To create in the CN=Computers OU as many Organizational Units as there are types of computer usage in your organization (accounting, point_of_sale, engineering, sedentary_sales, etc).
To create generic WAPT packages of your software applications with their associated configurations.
Note
Pour vous faire gagner du temps et des efforts, vous pouvez importer de nombreux paquets WAPT éprouvés des magasins publics de Tranquil IT ou vous abonner aux magasins privés de Tranquil IT.
You can save even more time and effort if you make a judicious use of OU to model your fleet of computers according on their purpose.
Comment le scénario fonctionne-t-il ?¶
You receive or the IT manager at the remote site receives a new machine in its box.
Indication
Vous pouvez également choisir ou le responsable informatique du site distant choisit de faire passer une machine existante de win7 à win10. Vous aurez, ou il aura préalablement sauvegardé le(s) répertoire(s) de l’utilisateur sur un lecteur réseau ou un autre support de stockage pratique.

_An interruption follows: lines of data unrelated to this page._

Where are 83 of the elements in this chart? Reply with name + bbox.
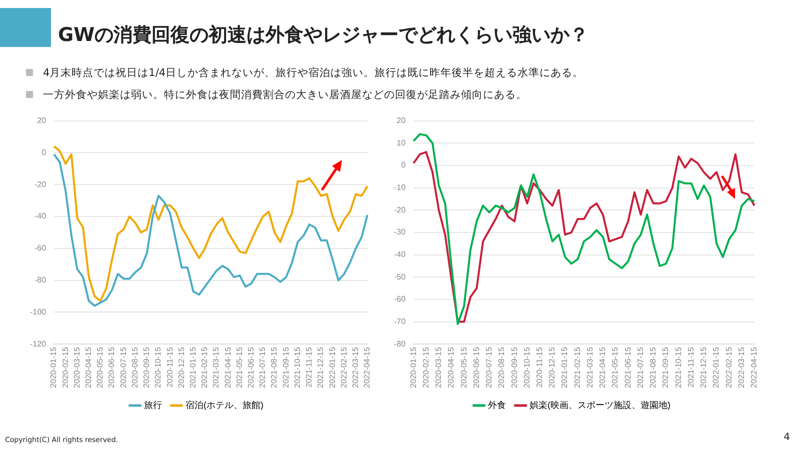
y-tick-label: 20 — [396, 116, 406, 126]
y-tick-label: -10 — [394, 182, 406, 192]
x-tick-label: 2020-03-15 — [72, 346, 82, 388]
legend-label: 娯楽(映画、スポーツ施設、遊園地) — [530, 400, 671, 410]
x-tick-label: 2020-12-15 — [176, 346, 186, 388]
text: 4月末時点では祝日は1/4日しか含まれないが、旅行や宿泊は強い。旅行は既に昨年後半を超える水準にある。 — [26, 62, 584, 84]
x-tick-label: 2021-09-15 — [661, 346, 670, 388]
y-tick-label: 0 — [401, 160, 406, 170]
x-tick-label: 2021-05-15 — [234, 346, 244, 388]
y-tick-label: -80 — [34, 275, 47, 284]
y-tick-label: -60 — [34, 244, 47, 253]
text: 一方外食や娯楽は弱い。特に外食は夜間消費割合の大きい居酒屋などの回復が足踏み傾向にある。 — [26, 84, 584, 106]
x-tick-label: 2021-10-15 — [292, 346, 302, 388]
x-tick-label: 2022-01-15 — [328, 346, 337, 388]
y-tick-label: -30 — [394, 228, 406, 237]
x-tick-label: 2021-06-15 — [246, 346, 256, 388]
x-tick-label: 2021-04-15 — [598, 346, 608, 388]
x-tick-label: 2020-08-15 — [130, 346, 140, 388]
y-tick-label: -100 — [30, 307, 47, 316]
x-tick-label: 2021-03-15 — [212, 346, 221, 388]
x-tick-label: 2020-03-15 — [434, 346, 444, 388]
x-tick-label: 2020-06-15 — [107, 346, 116, 388]
x-tick-label: 2022-04-15 — [750, 346, 759, 388]
x-tick-label: 2022-03-15 — [350, 346, 360, 388]
x-tick-label: 2021-08-15 — [270, 346, 279, 388]
x-tick-label: 2021-10-15 — [674, 346, 683, 388]
x-tick-label: 2022-04-15 — [362, 346, 372, 388]
x-tick-label: 2022-02-15 — [339, 346, 348, 388]
y-tick-label: 10 — [396, 138, 406, 148]
y-tick-label: -120 — [30, 339, 47, 348]
legend-label: 旅行 — [144, 400, 162, 410]
x-tick-label: 2020-09-15 — [142, 346, 152, 388]
chart-title: GWの消費回復の初速は外食やレジャーでどれくらい強いか？ — [58, 23, 589, 48]
x-tick-label: 2020-05-15 — [459, 346, 468, 388]
x-tick-label: 2021-08-15 — [648, 346, 658, 388]
y-tick-label: -50 — [394, 272, 406, 282]
x-tick-label: 2020-04-15 — [446, 346, 456, 388]
y-tick-label: -20 — [34, 180, 47, 189]
x-tick-label: 2020-02-15 — [60, 346, 70, 388]
y-tick-label: -20 — [394, 205, 406, 214]
x-tick-label: 2021-02-15 — [572, 346, 582, 388]
x-tick-label: 2021-03-15 — [585, 346, 594, 388]
x-tick-label: 2020-02-15 — [421, 346, 430, 388]
x-tick-label: 2021-11-15 — [686, 346, 696, 388]
y-tick-label: -40 — [34, 212, 47, 221]
x-tick-label: 2022-02-15 — [724, 346, 734, 388]
x-tick-label: 2022-01-15 — [712, 346, 721, 388]
legend-label: 宿泊(ホテル、旅館) — [186, 400, 264, 410]
x-tick-label: 2021-07-15 — [258, 346, 268, 388]
x-tick-label: 2020-04-15 — [84, 346, 94, 388]
x-tick-label: 2020-07-15 — [118, 346, 128, 388]
x-tick-label: 2021-01-15 — [560, 346, 570, 388]
y-tick-label: -60 — [394, 294, 406, 304]
x-tick-label: 2021-07-15 — [636, 346, 645, 388]
text: 4 — [784, 432, 790, 443]
x-tick-label: 2021-09-15 — [281, 346, 290, 388]
x-tick-label: 2020-07-15 — [484, 346, 494, 388]
x-tick-label: 2021-12-15 — [699, 346, 708, 388]
x-tick-label: 2020-10-15 — [154, 346, 163, 388]
x-tick-label: 2020-06-15 — [472, 346, 481, 388]
y-tick-label: -70 — [394, 316, 406, 326]
x-tick-label: 2020-10-15 — [522, 346, 532, 388]
x-tick-label: 2021-02-15 — [200, 346, 210, 388]
y-tick-label: 0 — [42, 148, 47, 157]
x-tick-label: 2020-01-15 — [408, 346, 418, 388]
x-tick-label: 2022-03-15 — [736, 346, 746, 388]
x-tick-label: 2020-12-15 — [548, 346, 557, 388]
x-tick-label: 2021-04-15 — [223, 346, 232, 388]
x-tick-label: 2021-12-15 — [316, 346, 326, 388]
x-tick-label: 2020-01-15 — [49, 346, 58, 388]
x-tick-label: 2020-09-15 — [510, 346, 519, 388]
legend-label: 外食 — [488, 400, 506, 410]
x-tick-label: 2021-01-15 — [188, 346, 198, 388]
x-tick-label: 2020-11-15 — [535, 346, 544, 388]
y-tick-label: -40 — [394, 250, 406, 259]
x-tick-label: 2020-05-15 — [96, 346, 105, 388]
x-tick-label: 2020-11-15 — [165, 346, 174, 388]
y-tick-label: -80 — [394, 339, 406, 348]
x-tick-label: 2021-05-15 — [610, 346, 620, 388]
x-tick-label: 2021-11-15 — [304, 346, 314, 388]
x-tick-label: 2021-06-15 — [623, 346, 632, 388]
y-tick-label: 20 — [37, 116, 47, 126]
x-tick-label: 2020-08-15 — [497, 346, 506, 388]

For this purpose, you may build a WAPT package that, upon execution, will zip
the C:Users on the win7 computer, name it with the computer’s FQDN,
password protect the compressed file using
this procedure
and upload it to a web server or a network share. That same WAPT package
can do the reverse process and reinstall the user files
after the host has been re-imaged.
You configure MDT or Fog with the machine’s MAC address so that it gets the right system image through DHCP and is positioned in the right Organizational Unit at the end of the cloning process.
The expected system image is downloaded on the machine in masked time, the machine is placed in the right Organizational Unit.
The WAPT agent registers the machine with the WAPT server, it appears in the WAPT console.
Indication
If your machines are from a win7 to win10 update, then you will remove the old win7 machines from the WAPT inventory as they will be duplicated due to your choice of random UUID configuration; these machines will be easy to find in the WAPT console because they will be marked as win7 with the same MAC address or the same FQDN as your new machine in win10; after removing the win7, your inventory will be clean and up to date in your WAPT console.
The WAPT agent detects that it is in an Organizational Unit that requires a particular software set and a particular security configuration.
The WAPT Agent downloads and executes software packages and security configuration packages in hidden time; the WAPT Agent automatically removes delegated rights that are rendered useless after joining the domain to prevent them from being subsequently exploited in an unauthorized manner.
Either by group of machines or machine by machine, you finalize the configuration of the machines by assigning specific WAPT packets to them.
Indication
Si vous le souhaitez, vous pouvez même laisser l’étape finale de configuration à vos utilisateurs en configurant le libre-service WAPT pour eux (configuration des imprimantes, besoins logiciels spéciaux, etc).
Conclusion¶
Avec peu d’efforts, vous avez maintenant le contrôle total d’une flotte de plusieurs centaines, voire milliers de machines dispersées géographiquement. Toutes vos installations sont documentées, vos utilisateurs travaillent avec des droits adéquats et vous bénéficiez d’une visibilité claire sur les outils et les usages de vos utilisateurs. Ainsi, le passé n’est plus un fardeau impondérable pour vous et un obstacle à vos projets futurs.